Vicarious trauma is a term used to describe the potential mental health impacts for workers who are repeatedly responding to the trauma of others. This can happen in many types of workplaces, but particularly where the core business of the organisation is to offer support to clients who have directly suffered the impacts of trauma. Examples of these types of services include child protection, family violence, corrections, youth justice, and housing services, amongst others.
Vicarious Trauma is defined as "...the transformation or change in a helper’s inner experience as a result of responsibility for and empathic engagement with traumatised clients" (Saakvitne et al., 2000).
It can include symptoms normally associated with PTSD, however the defining feature of Vicarious Trauma is the change in thoughts and beliefs about the world and oneself in response to the work. "…a long term alteration in cognitive schemas, or beliefs, expectations and assumptions about self and others" (Mcann and Pearlman, 1990).
Closely related concepts are 'moral injury' (Steel, 2019) and 'spiritual pain' (Reynolds, 2011).
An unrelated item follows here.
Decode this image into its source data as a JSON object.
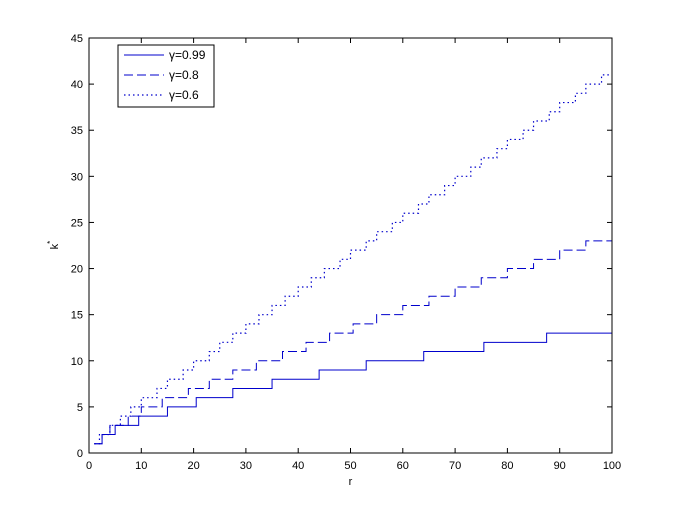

These ideas invite us to shift our focus from the 'psychological' cumulative impact of exposure to repeated, multiple accounts of individual suffering of clients; to the broader context of social injustice and entrenched inequalities in which workers attempt to 'make a difference'.
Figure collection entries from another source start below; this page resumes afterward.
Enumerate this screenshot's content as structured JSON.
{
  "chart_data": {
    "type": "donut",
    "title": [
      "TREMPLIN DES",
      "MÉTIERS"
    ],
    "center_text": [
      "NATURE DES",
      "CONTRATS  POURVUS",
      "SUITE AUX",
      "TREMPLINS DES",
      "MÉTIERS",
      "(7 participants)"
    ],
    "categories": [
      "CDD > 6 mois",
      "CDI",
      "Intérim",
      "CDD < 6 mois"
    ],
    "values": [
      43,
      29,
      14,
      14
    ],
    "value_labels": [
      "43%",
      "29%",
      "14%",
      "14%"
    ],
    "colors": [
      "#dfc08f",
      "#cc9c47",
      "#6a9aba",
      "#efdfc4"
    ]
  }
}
The VTPAT project is funded to work from a Primary Prevention perspective. This aims to remove or reduce the risks before psychological harm is caused and target the sources of work-related stress. Accordingly, the focus of the VTPAT is organisational level change rather than strategies targeted to the individual.
We have been asking workers in the pilot sites to share their definitions or ideas about vicarious trauma. We will continue to add to this as the project progresses so that you can see what other workers involved in the project are thinking.